Ingredients:
- 1 pound (450g) boneless, skinless chicken breasts, cut into 1/2-inch pieces
- 1 tablespoon (15ml) soy sauce, low sodium preferred
- 1 teaspoon (5ml) cornstarch
- 1/2 teaspoon (2.5ml) sesame oil
- 4 cups (900g) cooked and cooled long-grain rice
- 1 tablespoon (15ml) vegetable oil
- 1 medium onion, diced
- 2 cloves garlic, minced
- 1 cup (150g) frozen peas and carrots, thawed
- 2 large eggs, lightly beaten
- 2 green onions, thinly sliced
- 2 tablespoons (30ml) soy sauce, low sodium preferred
- 1 tablespoon (15ml) oyster sauce
- 1 teaspoon (5ml) sesame oil
- 1/2 teaspoon (2.5ml) granulated sugar
- Pinch of white pepper
Instructions:
- In a bowl, combine chicken with 1 tbsp soy sauce, cornstarch, and 1/2 tsp sesame oil. Mix well and set aside for at least 10 minutes.
- Heat vegetable oil in a large skillet or wok over medium-high heat.
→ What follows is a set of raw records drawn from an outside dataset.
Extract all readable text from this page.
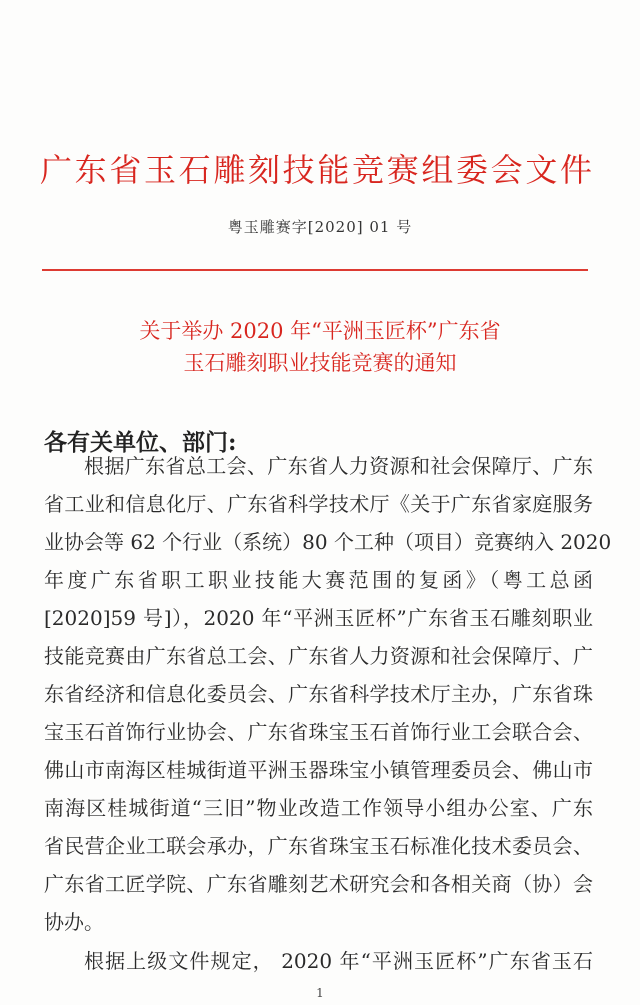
广东省玉石雕刻技能竞赛组委会文件
粤玉雕赛字[2020] 01 号
关于举办 2020 年“平洲玉匠杯”广东省
玉石雕刻职业技能竞赛的通知
各有关单位、部门:
根据广东省总工会、广东省人力资源和社会保障厅、广东
省工业和信息化厅、广东省科学技术厅《关于广东省家庭服务
业协会等 62 个行业（系统）80 个工种（项目）竞赛纳入 2020
年度广东省职工职业技能大赛范围的复函》（粤工总函
[2020]59 号]），2020 年“平洲玉匠杯”广东省玉石雕刻职业
技能竞赛由广东省总工会、广东省人力资源和社会保障厅、广
东省经济和信息化委员会、广东省科学技术厅主办，广东省珠
宝玉石首饰行业协会、广东省珠宝玉石首饰行业工会联合会、
佛山市南海区桂城街道平洲玉器珠宝小镇管理委员会、佛山市
南海区桂城街道“三旧”物业改造工作领导小组办公室、广东
省民营企业工联会承办，广东省珠宝玉石标准化技术委员会、
广东省工匠学院、广东省雕刻艺术研究会和各相关商（协）会
协办。
根据上级文件规定， 2020 年“平洲玉匠杯”广东省玉石
1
Add the chicken and cook, stirring occasionally, until cooked through and lightly browned. Remove the chicken from the skillet and set aside.
- Add the diced onion to the skillet and cook until softened, about 3-4 minutes. Add the minced garlic and cook for another minute until fragrant. Add the thawed peas and carrots and stir-fry for 2-3 minutes.
- Push the vegetables to one side of the skillet. Pour the beaten eggs into the empty space. Scramble the eggs until they are set but still slightly moist. Chop the scrambled eggs into smaller pieces.
- Add the cooked rice and cooked chicken to the skillet. Break up any large clumps of rice with the spatula.
- In a small bowl, whisk together 2 tbsp soy sauce, oyster sauce (if using), 1 tsp sesame oil, sugar, and white pepper. Pour the sauce over the rice and chicken mixture.
- Stir-fry everything together until the rice is heated through and the sauce is evenly distributed, about 2-3 minutes.
- Stir in the sliced green onions. Serve hot immediately. Enjoy this delicious chicken fried rice recipe!